Antec Nine Hundred Black Steel ATX Mid Tower Computer Case

MSI 870A-G54 AM3 AMD 870 SATA 6Gb/s USB 3.0 ATX AMD Motherboard

OCZ Fatal1ty OCZ550FTY 550W ATX12V v2.2 / EPS12V SLI Ready 80 PLUS Certified Modular Active PFC Power Supply

Arctic Silver 5 Thermal Compound

G.SKILL Ripjaws Series 4GB (2 x 2GB) 240-Pin DDR3 SDRAM DDR3 1600 (PC3 12800) Desktop Memory Model F3-12800CL9D-4GBRL

AMD Phenom II X2 555 Black Edition Callisto 3.2GHz Socket AM3 80W Dual-Core Desktop Processor - C3 Revision Model HDZ555WFGMBOX 

ARCTIC COOLING Freezer 7 Pro Rev.2 92mm Fluid Dynamic CPU Cooler


I will be buying these along with a gaming card, hard drive and cd/dvd drive.
I was wondering if anyone has this particular chip and what is the safe OC for using this stuff. I don't want to get like max performance just a safe over clock to speed up my system. 
Thanks in advance. 
Also, if any of this stuff isn;t good enough for an overclock just let me know.


----------



## MonsterMiata (Jan 5, 2010)

There is no such thing as a safe OC. Any Oc will shorten the lifespan of the chip. The question you should ask yourself is how far are you willing to go. Small Oc's are barely noticeable and not normally worth the trouble. Are you having trouble with it being slow?

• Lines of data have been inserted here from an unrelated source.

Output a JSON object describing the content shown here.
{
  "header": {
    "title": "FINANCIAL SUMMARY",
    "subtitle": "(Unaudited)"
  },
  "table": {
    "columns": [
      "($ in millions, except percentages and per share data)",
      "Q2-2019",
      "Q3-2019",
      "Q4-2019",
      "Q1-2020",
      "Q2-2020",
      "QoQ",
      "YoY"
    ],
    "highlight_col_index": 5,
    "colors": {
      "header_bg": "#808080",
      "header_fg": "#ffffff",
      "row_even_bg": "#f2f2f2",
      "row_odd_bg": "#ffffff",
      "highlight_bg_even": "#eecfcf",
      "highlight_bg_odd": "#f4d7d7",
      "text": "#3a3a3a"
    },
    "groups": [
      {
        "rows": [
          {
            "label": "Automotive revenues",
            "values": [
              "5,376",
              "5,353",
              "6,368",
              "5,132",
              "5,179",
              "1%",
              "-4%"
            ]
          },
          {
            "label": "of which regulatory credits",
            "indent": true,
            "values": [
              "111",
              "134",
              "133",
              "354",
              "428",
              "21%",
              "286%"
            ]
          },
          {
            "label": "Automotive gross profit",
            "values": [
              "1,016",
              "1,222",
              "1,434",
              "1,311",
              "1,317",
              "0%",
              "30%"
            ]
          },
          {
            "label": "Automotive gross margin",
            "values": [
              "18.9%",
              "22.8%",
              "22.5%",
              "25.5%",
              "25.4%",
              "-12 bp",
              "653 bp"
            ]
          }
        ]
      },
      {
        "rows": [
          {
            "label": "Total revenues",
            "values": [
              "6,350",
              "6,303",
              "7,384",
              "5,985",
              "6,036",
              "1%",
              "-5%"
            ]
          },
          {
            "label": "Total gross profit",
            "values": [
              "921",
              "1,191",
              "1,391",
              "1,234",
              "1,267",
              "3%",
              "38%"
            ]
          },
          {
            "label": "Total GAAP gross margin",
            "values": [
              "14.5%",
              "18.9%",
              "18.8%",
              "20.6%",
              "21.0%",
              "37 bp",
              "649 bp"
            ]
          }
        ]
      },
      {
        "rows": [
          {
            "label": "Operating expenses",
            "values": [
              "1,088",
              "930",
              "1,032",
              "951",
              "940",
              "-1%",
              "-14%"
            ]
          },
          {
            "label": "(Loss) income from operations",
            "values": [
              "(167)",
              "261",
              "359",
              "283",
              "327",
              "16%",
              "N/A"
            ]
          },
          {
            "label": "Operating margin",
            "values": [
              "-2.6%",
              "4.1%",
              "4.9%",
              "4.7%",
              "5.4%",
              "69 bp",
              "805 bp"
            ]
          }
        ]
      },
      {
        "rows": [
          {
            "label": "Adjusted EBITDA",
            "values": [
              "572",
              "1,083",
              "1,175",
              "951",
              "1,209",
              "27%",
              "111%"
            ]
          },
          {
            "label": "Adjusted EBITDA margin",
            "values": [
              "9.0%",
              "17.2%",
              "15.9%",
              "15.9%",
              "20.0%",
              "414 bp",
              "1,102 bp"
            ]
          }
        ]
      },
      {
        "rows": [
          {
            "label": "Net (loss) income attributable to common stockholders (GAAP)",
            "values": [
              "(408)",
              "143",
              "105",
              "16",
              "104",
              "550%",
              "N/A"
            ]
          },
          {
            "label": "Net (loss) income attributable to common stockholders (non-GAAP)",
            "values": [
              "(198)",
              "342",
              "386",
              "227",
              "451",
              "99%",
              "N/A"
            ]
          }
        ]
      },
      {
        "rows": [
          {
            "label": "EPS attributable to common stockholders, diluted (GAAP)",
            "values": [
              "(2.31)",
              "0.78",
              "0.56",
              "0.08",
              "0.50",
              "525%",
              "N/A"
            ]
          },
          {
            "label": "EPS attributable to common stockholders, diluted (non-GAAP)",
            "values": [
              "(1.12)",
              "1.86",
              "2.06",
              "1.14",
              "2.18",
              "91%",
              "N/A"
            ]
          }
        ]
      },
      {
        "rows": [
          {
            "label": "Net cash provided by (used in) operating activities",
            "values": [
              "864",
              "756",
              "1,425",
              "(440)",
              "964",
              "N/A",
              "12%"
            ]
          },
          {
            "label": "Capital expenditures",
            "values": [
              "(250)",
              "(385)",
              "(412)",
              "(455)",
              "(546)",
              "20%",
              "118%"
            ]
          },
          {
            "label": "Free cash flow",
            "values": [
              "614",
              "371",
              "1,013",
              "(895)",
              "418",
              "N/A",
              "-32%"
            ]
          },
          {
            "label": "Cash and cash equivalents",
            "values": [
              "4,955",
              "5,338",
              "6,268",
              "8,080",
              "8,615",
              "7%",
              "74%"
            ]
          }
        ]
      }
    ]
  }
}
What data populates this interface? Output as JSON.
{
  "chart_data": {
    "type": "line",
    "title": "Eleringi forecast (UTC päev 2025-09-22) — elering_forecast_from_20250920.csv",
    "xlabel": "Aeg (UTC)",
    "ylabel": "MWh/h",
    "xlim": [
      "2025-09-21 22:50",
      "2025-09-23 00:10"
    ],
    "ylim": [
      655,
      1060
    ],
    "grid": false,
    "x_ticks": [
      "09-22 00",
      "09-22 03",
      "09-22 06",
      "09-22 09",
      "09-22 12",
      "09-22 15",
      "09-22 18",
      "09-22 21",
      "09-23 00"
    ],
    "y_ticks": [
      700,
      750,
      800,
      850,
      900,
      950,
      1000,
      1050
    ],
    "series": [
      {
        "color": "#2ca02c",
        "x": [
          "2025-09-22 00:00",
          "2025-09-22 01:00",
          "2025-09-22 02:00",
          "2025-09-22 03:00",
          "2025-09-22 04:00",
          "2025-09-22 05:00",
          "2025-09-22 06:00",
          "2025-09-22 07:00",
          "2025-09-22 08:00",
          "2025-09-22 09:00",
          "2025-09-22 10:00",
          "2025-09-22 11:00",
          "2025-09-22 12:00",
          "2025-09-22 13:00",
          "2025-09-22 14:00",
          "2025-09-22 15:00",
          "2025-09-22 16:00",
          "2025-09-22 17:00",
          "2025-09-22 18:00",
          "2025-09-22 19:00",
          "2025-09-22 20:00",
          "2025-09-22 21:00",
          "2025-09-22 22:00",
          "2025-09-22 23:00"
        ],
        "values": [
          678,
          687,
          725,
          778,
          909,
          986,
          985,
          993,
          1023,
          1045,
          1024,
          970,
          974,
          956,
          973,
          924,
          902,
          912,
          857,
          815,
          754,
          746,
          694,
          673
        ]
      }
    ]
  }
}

I wouldn't recommend a 550w psu for OCing and a gpu though. Im not a big fan of the OCZ psu but it is at least 80+. You will still want something along the lines of a 650w or 750w depending on the gpu you install.


----------



## greenbrucelee (Apr 24, 2007)

just to add to MonsterMiata's good advice. AMDs don't overclock that well.


----------



## Acetaminophen (Mar 1, 2010)

Okay, then I will just toss out the OC idea. I didn't know if it would be worth while. 
Since it appears it isn't I will just drop the idea, I am sure 3.2 Ghz is pretty fast anyway. 
Should I opt to spend the extra money on more cores or is two cores just fine?


----------



## Tyree (May 10, 2009)

Acetaminophen said:


> Okay, then I will just toss out the OC idea. I didn't know if it would be worth while.
> Since it appears it isn't I will just drop the idea, I am sure 3.2 Ghz is pretty fast anyway.
> Should I opt to spend the extra money on more cores or is two cores just fine?


My rule of thumb, if you want faster buy a faster CPU. :grin:
The number of cores depends on your main use for the PC. Generally, two cores are the better option for gaming and 4 Cores for multitasking or serious graphics work.


----------



## MonsterMiata (Jan 5, 2010)

I agree with tyree. You have one of amd's quickest dual cores. Shouldn't be much it can't handle. There is no game that will use the kind of power it will provide anyway. OCing is really only idea if your taking a cheaply built system and bringing it up to spec with the higher end hardware. Take my system in my sig for example.


----------